Document Type : Original Research Article
Authors
1 Department of Gynecology and Obstetrics, Shahid Beheshti University of Medical Sciences (SBUMS), Tehran, Iran
2 Department of , Faculty of , Iran University of Medical Sciences, Tehran, Iran
Abstract
Background & Objective: Awareness of breast cancer risk factors, clinical presentations and screening rules and methods may encourage women to use preventive measures more commonly.
Materials & Methods: A total of 691 women from general population were interviewed using a standardized questionnaire. Demographic data, level of awareness about risk factors, presentations and screening the breast cancer and their general perception about the treatment’s efficacy were evaluated.
Results: Of the participants, 45.7% had “good” knowledge about the presentations of breast cancer while the level of awareness was “good” in 19.2% of them in field of risk factors (statistically significant difference). As only about 16% of them knew that women should perform breast self-examination once a month and about 15% of them were aware of the screening role of the annual clinician performed breast examination.
Conclusion: Most of our participants had statistically significant lower level of knowledge about the risk factors and screening rules and tools of breast cancer than its clinical presentation.
Keywords
Main Subjects
Prevalence of breast cancer and its attributable mortality and morbidity has increased all over the world in recent decade and about 25% of all newly diagnosed cancer cases are breast cancers (1-2).
Increasing the level of awareness about the breast cancer is a public health priority; especially when some studies have shown that a well-known risk factor can be identified in up to 40% of new cases (3), and increasing women’s knowledge about early diagnosis of breast cancer can change people’s screening seeking behavior (4) leading to early detection of cancer.
Numerous studies have shown that most patients in less developed countries are diagnosed in advanced stages of disease (5-6) and that the awareness of women about the breast cancer is not satisfactory in these countries (7-9). Some studies have also proved that there is prompt need to develop and implement national, regional and local educational programs to improve the women's knowledge and correct their gen-eral beliefs about the breast cancer to shorten the patient related delays in process of diagnosis and treatment of this disease (10-11) but none of them have focused on the prioritization of the educational needs.
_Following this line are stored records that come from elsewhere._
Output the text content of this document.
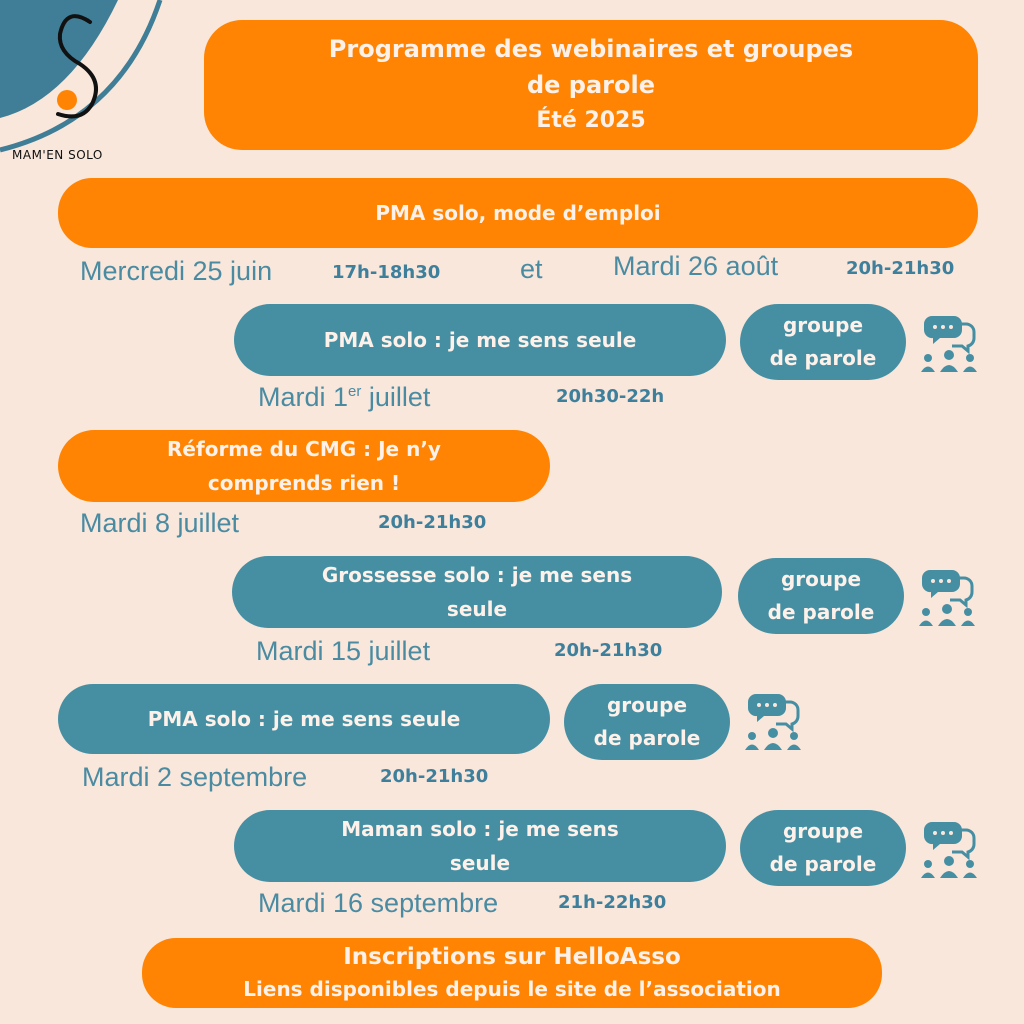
MAM'EN SOLO
Programme des webinaires et groupes
de parole
Été 2025
PMA solo, mode d’emploi
Mercredi 25 juin	17h-18h30	et	Mardi 26 août	20h-21h30
PMA solo : je me sens seule
groupe
de parole
Mardi 1er juillet	20h30-22h
Réforme du CMG : Je n’y
comprends rien !
Mardi 8 juillet	20h-21h30
Grossesse solo : je me sens
seule
groupe
de parole
Mardi 15 juillet	20h-21h30
PMA solo : je me sens seule
groupe
de parole
Mardi 2 septembre	20h-21h30
Maman solo : je me sens
seule
groupe
de parole
Mardi 16 septembre	21h-22h30
Inscriptions sur HelloAsso
Liens disponibles depuis le site de l’association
This study was conducted to compare the level of awareness in different field of knowledge about breast cancer (risk factors, presentations, screening rules, treatment and outcome) in a general women popu-lation.
Design and Participants
This cross-sectional study was conducted in a teaching gynecology and obstetrics hospital with about 40,000 employees, in accordance with the Declaration of Helsinki (1989), after getting institutional ethics committee approval (Code:IR.SBMU.MSP.REC.13-98.502). Cases were enrolled conveniently from April 2018 to April 2019 after obtaining informed consent. All women aged >18 years old attended in different areas of hospital (hospital floors, clinics, waiting area, resting area) as patient, family member or visitor were eligible to enroll in our study. Women who had language barrier; women who were not interested to participate in study and women who refused to con-tinue their participation after beginning the interviews were excluded from study.
Data Collection
We used semi-structured interviews with closed questions based on a questionnaire adopted from Hadi et al. (12) article (2010) which has derived some of its questions (about the perception of breast cancer treatment and outcome) from the questionnaire used by Grunfeld et al. (13) in UK (2002). We adopted the Eng-lish version of questionnaire; translated and modified it and then validated the appearance and content of our translated questionnaire by 10 senior faculty members using the standard forward/backward method
A single trained female research assistant inter-viewed all participants and filled the validated quest-ionnaire. The interviews were designed and performed specifically for current study. The questionnaire was pre-tested on a convenient sample of 20 cases to test the comprehensibility of questions. Pilot cases were not included in the analysis process.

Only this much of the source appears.